Last weekend, I decided it was time to do a little shoe shopping. Since I took this job at the bookstore, my shoe options have been woefully insufficient for my daily wardrobe challenges. Wearing heels is out of the question, as I'm tripping my way through something in the vicinity of 15,000 steps per day. Fifteen thousand steps in stiletto heels is roughly equivalent to booking yourself a seat on an SST ride to plantar fasciitis city. For the most part, I've been wearing sneakers five days a week for the past two months. Chic, stylish sneakers, to be sure. But sneakers, nonetheless. Many of my clothes? Do not work with sneakers.
I've gotten reasonably skilled at shopping alone. I'm not quite prepared to say that I don't need an enabler, but in dire situations I'm capable of flying solo. Whenever my resolve begins to waver, I close my eyes and listen to Emily's voice telling me how the shoes want to come home with me, nay, need to come home with me. Because it is dark at night in the shoe store, and they are neglected and lonely. If I listen hard enough, I can sometimes even hear them calling my name and begging me to love them. This happened twice last weekend, and who am I to deny shoes the warm, nurturing homes they so desperately need?

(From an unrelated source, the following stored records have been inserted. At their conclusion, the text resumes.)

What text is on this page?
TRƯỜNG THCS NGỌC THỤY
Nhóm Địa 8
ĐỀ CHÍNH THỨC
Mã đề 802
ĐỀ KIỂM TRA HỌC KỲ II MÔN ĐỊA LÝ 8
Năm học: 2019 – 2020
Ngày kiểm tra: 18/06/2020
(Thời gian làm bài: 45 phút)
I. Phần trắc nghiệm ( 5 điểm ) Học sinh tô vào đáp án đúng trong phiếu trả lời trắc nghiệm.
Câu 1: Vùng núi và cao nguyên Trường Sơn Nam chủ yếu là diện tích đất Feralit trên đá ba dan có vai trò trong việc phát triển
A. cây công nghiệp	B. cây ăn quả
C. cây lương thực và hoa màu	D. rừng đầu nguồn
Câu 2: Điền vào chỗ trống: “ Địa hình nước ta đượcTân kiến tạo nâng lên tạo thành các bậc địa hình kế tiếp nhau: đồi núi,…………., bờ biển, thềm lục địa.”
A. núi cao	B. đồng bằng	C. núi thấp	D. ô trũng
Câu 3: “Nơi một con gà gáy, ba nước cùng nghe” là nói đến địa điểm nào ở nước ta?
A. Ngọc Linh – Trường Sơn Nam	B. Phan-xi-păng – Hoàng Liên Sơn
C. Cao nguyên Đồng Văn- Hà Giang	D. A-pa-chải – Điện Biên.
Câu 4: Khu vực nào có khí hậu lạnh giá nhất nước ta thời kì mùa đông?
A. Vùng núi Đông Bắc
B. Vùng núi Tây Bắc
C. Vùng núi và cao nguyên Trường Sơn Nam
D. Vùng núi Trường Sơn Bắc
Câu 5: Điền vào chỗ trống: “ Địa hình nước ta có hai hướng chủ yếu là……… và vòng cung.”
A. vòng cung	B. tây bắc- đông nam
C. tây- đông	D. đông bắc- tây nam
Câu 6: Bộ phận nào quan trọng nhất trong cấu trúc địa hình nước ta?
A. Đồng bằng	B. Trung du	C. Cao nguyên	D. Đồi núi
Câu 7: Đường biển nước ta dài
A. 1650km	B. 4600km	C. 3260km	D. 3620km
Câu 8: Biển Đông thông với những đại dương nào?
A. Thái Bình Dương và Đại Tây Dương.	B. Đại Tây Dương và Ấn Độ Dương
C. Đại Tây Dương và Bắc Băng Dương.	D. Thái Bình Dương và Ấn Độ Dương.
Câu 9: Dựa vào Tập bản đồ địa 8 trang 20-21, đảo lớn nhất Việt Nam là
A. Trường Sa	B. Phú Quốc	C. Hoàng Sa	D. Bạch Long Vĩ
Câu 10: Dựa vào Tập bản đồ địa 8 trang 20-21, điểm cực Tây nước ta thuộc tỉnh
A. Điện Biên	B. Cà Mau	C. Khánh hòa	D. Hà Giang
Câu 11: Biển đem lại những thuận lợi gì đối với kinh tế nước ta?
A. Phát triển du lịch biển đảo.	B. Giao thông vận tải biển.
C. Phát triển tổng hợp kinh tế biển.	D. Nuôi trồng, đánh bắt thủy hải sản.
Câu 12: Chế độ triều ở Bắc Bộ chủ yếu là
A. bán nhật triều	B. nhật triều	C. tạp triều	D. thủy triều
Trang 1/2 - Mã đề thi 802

Never one to let a minor concern such as impecuniosity interfere with sartorial splendor, I bought these Frye boots:

And these Cole Haan flats:

All week long, my mom has been twisting heavily on the faucet of guilt. Don't I feel remorse for having dropped almost the entirety of a paycheck on footwear? Don't I think that money could be better spent elsewhere? Shouldn't I, at the very least, be putting on my new shoes on Sunday morning to come to church with her? And all week long, I've been blithely immune to her machinations, sublimely clomping (boots) or twirling (flats) my way through my days. My clothes have been happier, too, as they're now secure in the knowledge that many of them will soon be liberated from their closet prison, now that I have the appropriate comfortable footwear selections to serve as companion pieces.
So: gorgeous shoes, happy feet, happy clothes, happy Laris, and no remorse. No remorse, that is, until I realized that I do need to pinch the pennies for awhile, and therefore can't afford to squander my spare change on this. Damn. Foiled again, by the Venus Flytrap!